Basketball NBA
Detroit Pistons weiter nicht zu stoppen

In der NBA scheint gegen die Detroit Pistons weiter kein Kraut gewachsen. Das Team aus "Motor City" verbesserte seine Bilanz als bestes Team der Liga dank eines 93:83-Sieges bei den New Jersey Nets auf 11:2-Siege.

Die Dallas Mavericks von Dirk Nowitzki und die Washington Wizards haben in der nordamerikanischen Basketball-Profiliga NBA eins gemeinsam: Sie waren als bislang einzige Teams in der Lage, den Detroit Pistons eine Niederlage beizubringen. Am Mittwoch scheiterte in den New Jersey Nets dagegen bereits die elfte Mannschaft der Liga an diesem Unterfangen. Die Pistons, zurzeit die Nr. 1 der Liga, setzten sich in der Continental Airlines Arena zu East Rutherford mit 93:83 durch und verdarben den Nets damit zugleich den 1 000. Sieg der Franchise-Geschichte.

Zur Halbzeit hatten die Gastgeber noch mit 45:40 vorne gelegen, doch 30 Punkte von Richard Hamilton und insgesamt zehn erfolgreiche Dreier ließen am Ende doch Detroit jubeln. Chauncey Billups steuerte weitere 20 Zähler bei. Beste Schützen der Nets waren Vince Carter (27) und Richard Jefferson (20). "Ich glaube, die Jungs brauchen einfach die Herausforderung", sagte Pistons-Coach Flip Saunders, "Manchmal scheinen sie sich zu langweilen, doch dann ist es, als ob ein Vorhang hochgeht und man kann es ihren Gesichtern ansehen. Dann schalten sie vom fünften in den sechsten Gang".

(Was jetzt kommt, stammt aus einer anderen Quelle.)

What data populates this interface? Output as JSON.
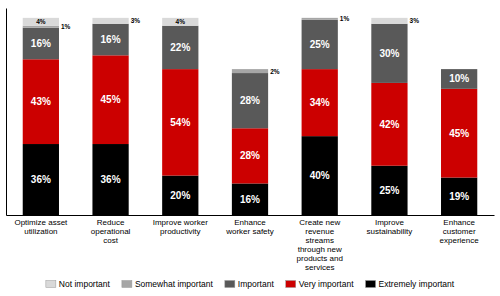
{
  "chart_data": {
    "type": "bar",
    "stacked": true,
    "data_labels": true,
    "tick_labels": "x",
    "categories": [
      "Optimize asset\nutilization",
      "Reduce\noperational\ncost",
      "Improve worker\nproductivity",
      "Enhance\nworker safety",
      "Create new\nrevenue\nstreams\nthrough new\nproducts and\nservices",
      "Improve\nsustainability",
      "Enhance\ncustomer\nexperience"
    ],
    "series": [
      {
        "name": "Extremely important",
        "color": "#000000",
        "values": [
          36,
          36,
          20,
          16,
          40,
          25,
          19
        ],
        "value_labels": [
          "36%",
          "36%",
          "20%",
          "16%",
          "40%",
          "25%",
          "19%"
        ]
      },
      {
        "name": "Very important",
        "color": "#cc0000",
        "values": [
          43,
          45,
          54,
          28,
          34,
          42,
          45
        ],
        "value_labels": [
          "43%",
          "45%",
          "54%",
          "28%",
          "34%",
          "42%",
          "45%"
        ]
      },
      {
        "name": "Important",
        "color": "#595959",
        "values": [
          16,
          16,
          22,
          28,
          25,
          30,
          10
        ],
        "value_labels": [
          "16%",
          "16%",
          "22%",
          "28%",
          "25%",
          "30%",
          "10%"
        ]
      },
      {
        "name": "Somewhat important",
        "color": "#a6a6a6",
        "values": [
          1,
          0,
          0,
          2,
          1,
          0,
          0
        ],
        "value_labels": [
          "1%",
          null,
          null,
          "2%",
          "1%",
          null,
          null
        ]
      },
      {
        "name": "Not important",
        "color": "#d9d9d9",
        "values": [
          4,
          3,
          4,
          0,
          0,
          3,
          0
        ],
        "value_labels": [
          "4%",
          "3%",
          "4%",
          null,
          null,
          "3%",
          null
        ]
      }
    ],
    "ylim": [
      0,
      105
    ]
  }
}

Toronto und Atlanta weiter glücklos

Am anderen Ende der Tabelle gab es für die beiden schlechtesten Teams der NBA keine Wende zum Besseren. "Schlusslicht" Toronto Raptors kassierte zuhause mit dem 66:92 die 15. Niederlage im 16. Spiel, die Atlanta Hawks verloren beim 74:96 gegen die Miami Heat die 12. von 14 Partien.

In Toronto buhten 14 993 Fans - Minusrekord für die Raptors in der laufenden Saison - ihr Team fast durchgängig aus. Gästespieler Damon Stoudamire, mit 19 Punkten bester Grizzly, hatte Mitleid mit seinem ehemaligen Verein: "Sie tun mir leid. Ich weiß, wie es ist so viele Spiele zu verlieren". 1997/98 hatte Stoudamire mit den Raptors eine Saison mit 16:66-Siegen erleben müssen. "Es ist extrem frustrierend. Wir müssen einfach einen Weg finden, endlich ein paar Spiele zu gewinnen", erklärte Torontos Coach Sam Mitchell.

In Atlanta erzielten die Hawks so wenig Punkte wie noch nie in der Spielzeit, da half es auch nichts, dass die Heat erneut ohne den am Knöchel verletzten Shaquille O´Neal antreten musste. Das Team aus Florida feierte nichtsdestotrotz den ersten Auswärtssieg ohne "Shaq". Jason Williams traf für 21 Punkte, Dwayne Wade für 20, während Alonzo Mourning 14 Punkte und zwölf Rebounds beisteuerte. Bester Werfer der Gastgeber war Zaza Pachulia mit 17 Punkten.

Der Spieltag im Überblick: Cleveland Cavaliers - Los Angeles Clippers 112:105 OT, Toronto Raptors - Memphis Grizzlies 66:92, Atlanta Hawks - Miami Heat 74:96, Washington Wizards - Portland Trail Blazers 96:89, New York Knicks - Chicago Bulls 109:101, New Jersey Nets - Detroit Pistons 83:93, Boston Celtics - Philadelphia 76ers 110:103, Phoenix Suns - Indiana Pacers 109:91, Denver Nuggets - New Orleans Hornets 95:102, Seattle Supersonics - Charlotte Bobcats 104:94, Golden State Warriors - Sacramento Kings 113:106.